Always remember that an operating system is, by design, extremely “lazy.” In other words:
- When your process makes the memory-allocation request, the operating system will first make sure that it can carry out the request without grossly-overcommitting the memory resource. (A certain amount of overcommit is fine.)
- When your process actually does something, to create actual pressure upon a resource, only then will the operating-system begin to take action. If (in a different scenario) you asked for 100MB but only filled 2MB with anything other than zeroes, the actual pressure that you exerted was 2MB, not 100MB.)
- (Your process did exert 100MB of actual pressure, one 4K-page at a time, because it did fill all those bytes with something...)
- When your process releases a resource, once again the resource will be “marked as releaseable,” but the resource will actually remain nearby until, and unless, actual pressure is manifested from somewhere-else that compels the operating system to begin reallocation.

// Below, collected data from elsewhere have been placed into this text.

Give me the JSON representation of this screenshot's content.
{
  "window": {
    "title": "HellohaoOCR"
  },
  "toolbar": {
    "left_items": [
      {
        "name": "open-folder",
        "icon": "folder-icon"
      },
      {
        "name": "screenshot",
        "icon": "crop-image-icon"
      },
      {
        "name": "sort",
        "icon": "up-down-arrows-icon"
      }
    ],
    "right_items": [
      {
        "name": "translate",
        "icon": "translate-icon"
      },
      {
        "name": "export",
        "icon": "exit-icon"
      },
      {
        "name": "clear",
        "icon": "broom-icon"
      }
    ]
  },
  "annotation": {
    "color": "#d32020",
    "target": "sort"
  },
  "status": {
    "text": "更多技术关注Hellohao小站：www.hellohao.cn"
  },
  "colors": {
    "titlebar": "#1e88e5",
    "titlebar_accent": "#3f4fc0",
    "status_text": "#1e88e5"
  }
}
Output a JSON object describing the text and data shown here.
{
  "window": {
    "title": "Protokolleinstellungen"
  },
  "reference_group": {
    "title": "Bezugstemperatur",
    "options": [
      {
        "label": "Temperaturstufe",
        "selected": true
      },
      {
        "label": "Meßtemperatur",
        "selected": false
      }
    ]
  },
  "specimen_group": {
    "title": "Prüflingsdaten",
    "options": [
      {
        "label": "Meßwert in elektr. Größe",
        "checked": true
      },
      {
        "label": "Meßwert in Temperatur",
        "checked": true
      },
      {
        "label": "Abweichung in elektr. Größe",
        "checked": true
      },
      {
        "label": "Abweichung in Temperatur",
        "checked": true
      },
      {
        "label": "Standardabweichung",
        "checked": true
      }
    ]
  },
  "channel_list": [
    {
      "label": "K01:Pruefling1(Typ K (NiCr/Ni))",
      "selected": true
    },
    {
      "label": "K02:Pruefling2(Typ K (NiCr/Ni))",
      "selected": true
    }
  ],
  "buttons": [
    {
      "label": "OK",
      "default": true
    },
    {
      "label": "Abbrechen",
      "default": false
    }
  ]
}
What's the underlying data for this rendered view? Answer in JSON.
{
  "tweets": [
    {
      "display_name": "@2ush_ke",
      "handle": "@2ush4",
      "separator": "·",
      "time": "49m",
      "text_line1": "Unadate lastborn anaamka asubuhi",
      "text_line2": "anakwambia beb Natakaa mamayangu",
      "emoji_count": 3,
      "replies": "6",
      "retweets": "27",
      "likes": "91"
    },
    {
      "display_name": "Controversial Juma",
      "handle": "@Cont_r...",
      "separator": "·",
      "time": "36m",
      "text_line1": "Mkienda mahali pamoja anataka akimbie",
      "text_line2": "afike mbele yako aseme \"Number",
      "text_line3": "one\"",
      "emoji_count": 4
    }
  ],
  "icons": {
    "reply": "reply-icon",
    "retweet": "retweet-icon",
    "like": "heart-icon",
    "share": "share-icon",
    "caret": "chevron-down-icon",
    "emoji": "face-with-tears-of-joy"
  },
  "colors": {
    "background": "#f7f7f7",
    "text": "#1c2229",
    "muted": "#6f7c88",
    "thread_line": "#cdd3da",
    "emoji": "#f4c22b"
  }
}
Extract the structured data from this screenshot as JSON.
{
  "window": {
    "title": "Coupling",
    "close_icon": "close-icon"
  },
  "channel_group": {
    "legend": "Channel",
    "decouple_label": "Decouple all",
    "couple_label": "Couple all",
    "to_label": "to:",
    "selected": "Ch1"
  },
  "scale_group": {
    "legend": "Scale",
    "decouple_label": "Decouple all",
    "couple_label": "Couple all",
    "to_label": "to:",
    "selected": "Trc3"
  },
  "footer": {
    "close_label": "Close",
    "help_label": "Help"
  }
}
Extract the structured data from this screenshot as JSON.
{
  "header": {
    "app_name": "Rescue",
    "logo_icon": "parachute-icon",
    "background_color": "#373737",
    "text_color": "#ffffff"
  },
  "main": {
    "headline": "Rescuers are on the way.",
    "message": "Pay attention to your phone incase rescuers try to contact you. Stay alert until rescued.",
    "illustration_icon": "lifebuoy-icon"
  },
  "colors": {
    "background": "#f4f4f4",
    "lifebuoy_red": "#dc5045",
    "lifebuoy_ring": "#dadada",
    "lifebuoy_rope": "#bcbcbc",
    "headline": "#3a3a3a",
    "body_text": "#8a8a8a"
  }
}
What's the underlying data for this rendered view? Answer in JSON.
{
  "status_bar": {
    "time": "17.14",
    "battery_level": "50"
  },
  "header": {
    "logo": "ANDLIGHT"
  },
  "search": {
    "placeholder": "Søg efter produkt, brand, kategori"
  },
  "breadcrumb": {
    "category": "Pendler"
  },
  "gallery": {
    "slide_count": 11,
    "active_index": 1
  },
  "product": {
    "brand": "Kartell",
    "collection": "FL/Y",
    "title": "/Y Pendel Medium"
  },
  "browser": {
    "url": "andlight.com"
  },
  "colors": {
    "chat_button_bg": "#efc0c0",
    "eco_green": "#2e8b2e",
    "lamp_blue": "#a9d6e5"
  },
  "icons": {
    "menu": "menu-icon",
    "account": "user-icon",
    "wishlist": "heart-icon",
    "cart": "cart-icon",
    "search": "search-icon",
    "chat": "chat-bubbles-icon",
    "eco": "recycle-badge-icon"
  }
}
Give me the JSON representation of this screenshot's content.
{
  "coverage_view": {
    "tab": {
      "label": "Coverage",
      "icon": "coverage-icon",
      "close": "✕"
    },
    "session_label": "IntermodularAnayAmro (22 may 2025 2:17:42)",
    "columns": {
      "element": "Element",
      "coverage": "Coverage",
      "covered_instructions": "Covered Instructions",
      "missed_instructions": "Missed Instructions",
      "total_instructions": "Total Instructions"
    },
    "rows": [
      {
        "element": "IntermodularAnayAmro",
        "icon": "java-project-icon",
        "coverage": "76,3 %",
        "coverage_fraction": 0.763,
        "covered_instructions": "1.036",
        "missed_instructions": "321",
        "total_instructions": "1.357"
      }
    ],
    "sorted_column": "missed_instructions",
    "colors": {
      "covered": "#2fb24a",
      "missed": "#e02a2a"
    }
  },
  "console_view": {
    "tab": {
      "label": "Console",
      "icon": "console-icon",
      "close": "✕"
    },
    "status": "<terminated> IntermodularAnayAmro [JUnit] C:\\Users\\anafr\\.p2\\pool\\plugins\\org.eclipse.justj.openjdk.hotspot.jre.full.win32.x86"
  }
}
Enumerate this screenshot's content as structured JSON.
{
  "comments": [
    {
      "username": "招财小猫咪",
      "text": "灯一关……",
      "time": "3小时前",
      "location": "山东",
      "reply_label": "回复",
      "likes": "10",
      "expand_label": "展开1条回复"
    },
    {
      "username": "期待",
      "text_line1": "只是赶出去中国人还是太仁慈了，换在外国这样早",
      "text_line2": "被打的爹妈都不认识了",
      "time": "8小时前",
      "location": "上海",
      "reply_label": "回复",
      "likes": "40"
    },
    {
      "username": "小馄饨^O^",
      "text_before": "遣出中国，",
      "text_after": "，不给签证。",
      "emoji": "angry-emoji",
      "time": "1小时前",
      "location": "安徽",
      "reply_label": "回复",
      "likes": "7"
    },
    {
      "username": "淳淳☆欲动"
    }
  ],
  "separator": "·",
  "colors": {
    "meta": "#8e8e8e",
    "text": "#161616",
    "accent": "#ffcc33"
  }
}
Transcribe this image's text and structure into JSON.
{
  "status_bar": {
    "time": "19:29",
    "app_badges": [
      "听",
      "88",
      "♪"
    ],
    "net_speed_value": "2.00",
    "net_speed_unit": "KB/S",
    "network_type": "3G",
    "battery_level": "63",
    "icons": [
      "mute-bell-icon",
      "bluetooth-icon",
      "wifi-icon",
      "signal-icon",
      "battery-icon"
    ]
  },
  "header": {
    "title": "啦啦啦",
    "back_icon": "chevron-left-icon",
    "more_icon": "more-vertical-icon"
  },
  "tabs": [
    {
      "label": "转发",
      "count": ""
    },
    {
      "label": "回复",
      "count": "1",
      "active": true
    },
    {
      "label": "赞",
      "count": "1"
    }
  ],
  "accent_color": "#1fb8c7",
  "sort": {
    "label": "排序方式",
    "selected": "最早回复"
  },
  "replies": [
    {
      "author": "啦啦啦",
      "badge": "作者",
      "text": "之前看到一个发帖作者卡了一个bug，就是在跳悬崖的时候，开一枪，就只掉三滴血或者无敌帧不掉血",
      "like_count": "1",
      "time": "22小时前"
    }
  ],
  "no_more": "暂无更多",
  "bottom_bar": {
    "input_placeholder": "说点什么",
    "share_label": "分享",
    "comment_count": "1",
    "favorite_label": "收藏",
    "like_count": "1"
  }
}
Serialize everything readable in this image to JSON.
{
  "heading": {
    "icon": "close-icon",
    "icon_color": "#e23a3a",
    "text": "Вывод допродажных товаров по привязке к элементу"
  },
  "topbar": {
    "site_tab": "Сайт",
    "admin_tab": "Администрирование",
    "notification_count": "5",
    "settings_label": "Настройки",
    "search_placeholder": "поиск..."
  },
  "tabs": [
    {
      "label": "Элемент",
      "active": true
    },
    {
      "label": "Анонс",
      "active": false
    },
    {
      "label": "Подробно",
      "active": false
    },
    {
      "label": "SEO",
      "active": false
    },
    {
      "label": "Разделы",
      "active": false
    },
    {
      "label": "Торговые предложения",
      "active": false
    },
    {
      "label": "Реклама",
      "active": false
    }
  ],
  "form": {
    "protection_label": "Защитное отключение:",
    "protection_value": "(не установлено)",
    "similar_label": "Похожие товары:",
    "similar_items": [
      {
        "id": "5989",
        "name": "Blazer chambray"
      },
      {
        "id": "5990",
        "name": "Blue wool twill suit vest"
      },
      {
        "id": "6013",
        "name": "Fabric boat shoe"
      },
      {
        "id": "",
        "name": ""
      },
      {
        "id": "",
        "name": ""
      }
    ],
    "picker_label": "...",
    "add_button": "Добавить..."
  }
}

You see, the odds are good that a process's future behavior will be similar to its recent behavior. Processes that are making use of big buffers (and that are not brilliantly written by their designers...) are likely to be grabbing and releasing those big buffers in a loop. Programs that have been run recently are much more likely to be run again soon, than are any that were not. Files that were used recently are the same way. So, there are plenty of extremely good reasons for the operating system to say, “if it's not actually squeaking, or if the squeaking doesn't matter to anyone else right now, don't bother to grease it.”